Las veredas habían estado abandonadas por varios años, en algunos lugares habían pasado más de 30 años desde que se supiera de alguien que hubiera atravesado estos valles y colinas. La vereda era invisible para mi ojo poco entrenado y con frecuencia teníamos que abrirnos brecha con machetes a través de los matorrales de chollas y arbustos espinosos. Finalmente tuvimos nuestra gran sorpresa cuando llegamos al ojo de agua. Todos esos años sin gente ni ganado habían dejado al ojo de agua llenarse con sedimentos y vegetación que formaban una cubierta demasiado densa. No había forma de proveer agua a nuestras mulas y burros. Tomás y Matilde amablemente llevaron a los animales a un ojo de agua dos horas de donde estábamos, pero era apenas sucia y de baja profundidad, así que no había manera de subir al cerro La Sandía el día siguiente y tuvimos que dirigirnos montaña abajo hacia aguas confiables. A pesar de la obvia consternación, estaba fascinada por los procesos que habían cerrado las veredas y los ojos de agua. El abandono de ranchos parecía haber disminuido la diversidad de especies en los ojos de agua y muchas de las especies que Reid documento hace 50 años se encuentran ahora muertas o ausentes.

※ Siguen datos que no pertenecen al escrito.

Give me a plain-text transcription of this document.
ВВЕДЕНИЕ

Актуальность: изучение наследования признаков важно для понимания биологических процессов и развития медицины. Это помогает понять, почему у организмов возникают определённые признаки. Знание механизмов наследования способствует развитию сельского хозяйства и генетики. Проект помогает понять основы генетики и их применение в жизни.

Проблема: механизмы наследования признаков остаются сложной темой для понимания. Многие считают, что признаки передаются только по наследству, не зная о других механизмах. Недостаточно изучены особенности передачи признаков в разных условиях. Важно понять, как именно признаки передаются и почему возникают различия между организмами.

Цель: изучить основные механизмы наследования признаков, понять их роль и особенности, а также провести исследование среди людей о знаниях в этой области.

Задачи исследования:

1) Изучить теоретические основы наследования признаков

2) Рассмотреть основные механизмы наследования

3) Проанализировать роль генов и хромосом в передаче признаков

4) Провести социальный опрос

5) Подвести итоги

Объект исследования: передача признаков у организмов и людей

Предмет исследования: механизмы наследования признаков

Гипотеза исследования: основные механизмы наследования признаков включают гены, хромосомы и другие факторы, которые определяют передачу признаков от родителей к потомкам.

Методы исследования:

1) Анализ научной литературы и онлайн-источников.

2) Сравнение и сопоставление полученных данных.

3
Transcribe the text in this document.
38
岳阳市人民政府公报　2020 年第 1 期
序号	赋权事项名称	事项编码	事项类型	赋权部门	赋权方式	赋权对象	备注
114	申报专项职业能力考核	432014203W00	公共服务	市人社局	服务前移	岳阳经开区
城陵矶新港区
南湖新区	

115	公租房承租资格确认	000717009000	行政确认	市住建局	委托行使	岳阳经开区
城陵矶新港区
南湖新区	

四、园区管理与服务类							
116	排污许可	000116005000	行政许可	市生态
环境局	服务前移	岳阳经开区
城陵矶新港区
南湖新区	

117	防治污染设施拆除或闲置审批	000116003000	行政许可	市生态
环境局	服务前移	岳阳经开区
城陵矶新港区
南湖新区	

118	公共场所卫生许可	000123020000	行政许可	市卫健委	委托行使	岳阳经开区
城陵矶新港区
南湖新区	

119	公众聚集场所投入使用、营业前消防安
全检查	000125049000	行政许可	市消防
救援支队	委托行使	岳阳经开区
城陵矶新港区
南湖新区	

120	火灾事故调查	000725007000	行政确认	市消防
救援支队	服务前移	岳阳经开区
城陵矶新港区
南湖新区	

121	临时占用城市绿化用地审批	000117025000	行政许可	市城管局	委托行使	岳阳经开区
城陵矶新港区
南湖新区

Cambiamos nuestra ruta y nos dirigimos hacia un manantial que se convirtió en un sueño para los botánicos… acantilados rocosos con plantas inusuales colgando de los muros del Cañón y brotando de la humedad en la arena. Colecté tantas plantas que tuve que quitarme la chamarra y usarla como canasta para todas las flores que ahí junté. El siguiente tramo de nuestro viaje fue una historia similar: un enorme y abandonado rancho, un corral lleno de chollas y una vegetación sobrecrecida que nos llevó horas abrir para los animales, pero camino abajo hacia San Borja tuvimos el placer de encontrarnos con un encierro de ganado en Rancho La Pila. Aquí el agua fluía desde las rocas, el ganado corría libre y la casa se hallaba rodeada por flores.
Colecte más de cien diferentes especies de plantas, muchas de ellas en áreas nunca antes visitadas por botánicos. Aprendí acerca del paisaje, del papel de los ranchos y el ganado, y continúe admirando con grandeza a la maravillosa gente que vive en estas tierras desafiantes del desierto de Sonora.